General advice on debt and money is available online, but it’s important for individuals to know how to access the best resources for their situation. More often than not, this should be a learning process that involves proactive thinking, budgeting, and saving.
With so much financial pressure on families and young professionals in the UK, turning things around might feel impossible. But improvements come from understanding, so it’s always worth learning just how money might be affecting your mental health first.
Why does money cause so much stress?
In the height of the cost-of-living crisis and even through better times, money can determine the opportunities available. Stressors might include not being able to afford certain necessities, difficulty managing money, and not being able to provide for a family.

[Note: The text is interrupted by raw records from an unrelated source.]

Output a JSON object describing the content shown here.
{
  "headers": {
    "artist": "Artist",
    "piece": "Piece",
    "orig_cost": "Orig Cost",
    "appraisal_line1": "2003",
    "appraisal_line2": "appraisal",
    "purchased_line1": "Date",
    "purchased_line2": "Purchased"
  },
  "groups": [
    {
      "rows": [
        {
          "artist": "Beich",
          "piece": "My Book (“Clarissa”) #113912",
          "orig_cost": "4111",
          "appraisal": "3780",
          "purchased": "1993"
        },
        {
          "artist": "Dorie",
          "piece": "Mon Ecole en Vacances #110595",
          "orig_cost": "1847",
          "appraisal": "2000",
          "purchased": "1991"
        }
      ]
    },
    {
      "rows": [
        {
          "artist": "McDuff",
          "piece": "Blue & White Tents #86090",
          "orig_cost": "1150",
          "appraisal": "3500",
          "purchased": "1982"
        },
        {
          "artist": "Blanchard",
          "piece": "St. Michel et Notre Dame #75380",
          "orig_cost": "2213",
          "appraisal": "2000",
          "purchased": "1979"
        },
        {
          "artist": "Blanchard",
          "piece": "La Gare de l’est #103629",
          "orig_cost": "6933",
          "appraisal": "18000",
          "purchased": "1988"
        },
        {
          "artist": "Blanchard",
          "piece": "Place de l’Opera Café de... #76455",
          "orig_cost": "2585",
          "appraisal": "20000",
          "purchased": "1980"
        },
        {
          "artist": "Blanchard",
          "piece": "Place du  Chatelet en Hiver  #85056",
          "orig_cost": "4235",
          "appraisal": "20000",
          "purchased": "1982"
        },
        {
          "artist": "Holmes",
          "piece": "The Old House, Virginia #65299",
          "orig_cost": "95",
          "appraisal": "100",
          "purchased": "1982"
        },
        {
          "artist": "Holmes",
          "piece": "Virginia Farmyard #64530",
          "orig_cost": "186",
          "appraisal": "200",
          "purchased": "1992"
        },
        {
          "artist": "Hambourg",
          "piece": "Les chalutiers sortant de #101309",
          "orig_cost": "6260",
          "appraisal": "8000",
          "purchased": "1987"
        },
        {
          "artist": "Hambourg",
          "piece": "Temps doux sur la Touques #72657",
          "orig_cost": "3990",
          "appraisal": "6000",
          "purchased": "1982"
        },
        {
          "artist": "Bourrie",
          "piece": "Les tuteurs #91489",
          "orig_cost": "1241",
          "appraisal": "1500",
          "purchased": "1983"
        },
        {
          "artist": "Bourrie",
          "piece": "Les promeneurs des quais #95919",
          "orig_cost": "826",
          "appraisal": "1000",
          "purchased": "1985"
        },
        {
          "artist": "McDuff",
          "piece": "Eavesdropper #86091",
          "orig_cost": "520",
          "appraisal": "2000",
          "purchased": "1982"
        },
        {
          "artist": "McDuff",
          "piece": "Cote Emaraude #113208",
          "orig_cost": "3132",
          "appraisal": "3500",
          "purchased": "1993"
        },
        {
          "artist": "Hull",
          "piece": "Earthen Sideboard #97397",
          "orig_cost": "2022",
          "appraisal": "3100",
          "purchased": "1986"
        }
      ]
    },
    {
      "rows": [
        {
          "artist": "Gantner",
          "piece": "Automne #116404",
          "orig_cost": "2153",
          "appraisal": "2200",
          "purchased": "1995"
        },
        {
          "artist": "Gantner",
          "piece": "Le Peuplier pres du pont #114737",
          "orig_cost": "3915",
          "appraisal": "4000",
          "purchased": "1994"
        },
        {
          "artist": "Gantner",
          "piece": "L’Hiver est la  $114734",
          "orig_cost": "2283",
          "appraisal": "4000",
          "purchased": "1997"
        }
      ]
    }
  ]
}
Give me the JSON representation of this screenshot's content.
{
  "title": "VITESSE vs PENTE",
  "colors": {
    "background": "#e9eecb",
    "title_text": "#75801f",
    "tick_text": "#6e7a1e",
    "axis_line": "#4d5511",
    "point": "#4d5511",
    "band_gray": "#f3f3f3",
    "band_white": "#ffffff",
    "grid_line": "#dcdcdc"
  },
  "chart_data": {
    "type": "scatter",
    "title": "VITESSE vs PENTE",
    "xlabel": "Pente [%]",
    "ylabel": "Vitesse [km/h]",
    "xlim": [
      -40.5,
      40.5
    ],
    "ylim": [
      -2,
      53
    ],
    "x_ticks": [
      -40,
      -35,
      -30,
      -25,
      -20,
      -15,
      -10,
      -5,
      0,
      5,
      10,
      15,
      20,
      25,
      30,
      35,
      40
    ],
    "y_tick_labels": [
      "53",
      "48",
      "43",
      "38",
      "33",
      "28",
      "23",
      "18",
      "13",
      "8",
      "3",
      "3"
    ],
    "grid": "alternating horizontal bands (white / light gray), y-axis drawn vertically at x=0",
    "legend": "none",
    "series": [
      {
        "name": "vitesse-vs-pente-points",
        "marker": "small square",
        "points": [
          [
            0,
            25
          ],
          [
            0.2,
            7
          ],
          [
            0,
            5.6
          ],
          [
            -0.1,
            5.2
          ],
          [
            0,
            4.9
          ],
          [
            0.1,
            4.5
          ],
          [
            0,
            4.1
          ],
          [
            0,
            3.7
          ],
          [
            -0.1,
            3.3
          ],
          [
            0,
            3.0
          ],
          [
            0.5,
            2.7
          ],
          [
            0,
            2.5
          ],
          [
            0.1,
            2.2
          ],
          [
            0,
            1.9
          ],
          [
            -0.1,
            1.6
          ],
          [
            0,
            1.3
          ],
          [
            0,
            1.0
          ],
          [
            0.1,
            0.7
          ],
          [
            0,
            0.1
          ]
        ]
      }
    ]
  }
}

From private tenants facing sky-high rent prices to those awaiting the cost-of-living support payment, living from one month to the much revolves around affordability. On lower earnings, it can feel almost impossible to have a life outside of work. But it works the other way around, too: earning money and not knowing how to manage it can also impact mental wellbeing.
How can I build a better relationship with money and mental health?
Firstly, don’t try to fix all of your money issues at once. Take things one step at a time and make sure you’re familiar with some of the best ways to defuse a stressful financial situation:
1. Cut the impulsivity
Spending your pay straight away might feel liberating, but when you’re not keeping track of your outgoings it’s easy to lose control. What might start as a quick shopping trip could stop you from being able to pay your bills for the rest of the month, so it’s absolutely vital to take things slowly.
Start by setting aside the money you know you’ll need for each scheduled direct debit. Keep track of expected payments and make sure that you’re only spending money on things you can afford. After a while, you’ll gradually get used to cutting down and know when you can safely spend without worrying.
2. Save where you can
Now more than ever, saving money is absolutely vital to make plans for the future. In an uncertain economy, building your personal savings will be an essential part of feeling secure about the coming months and years.
You should consider opening a savings account to earn tax-free interest and make the most of your money. Whether you commit to a twelve-month option or something with a little bit more flexibility, keeping money aside in a separate account is one of the most certain ways to cover your own back and reduce stress.
3. Try to face your debts
Dealing with your debt issues head-on is the only way to start feeling more motivated about your money. Even though putting it off might bring you short-term relief, the longer you’re in debt the worse your personal finance situation might become.
If your mental health makes it too difficult to approach your financial responsibilities, you should seek support as soon as possible. Try to remember that there’s no shame in asking for help – and the sooner you do, the sooner you can start to get back on track.
Conclusion
Keeping yourself afloat financially and maintaining good mental health can be a delicate balance. But with the right measures in place, both you and your support network can help to improve and rebuild your situation. Try to stay motivated – and never be afraid to ask for help when you need it.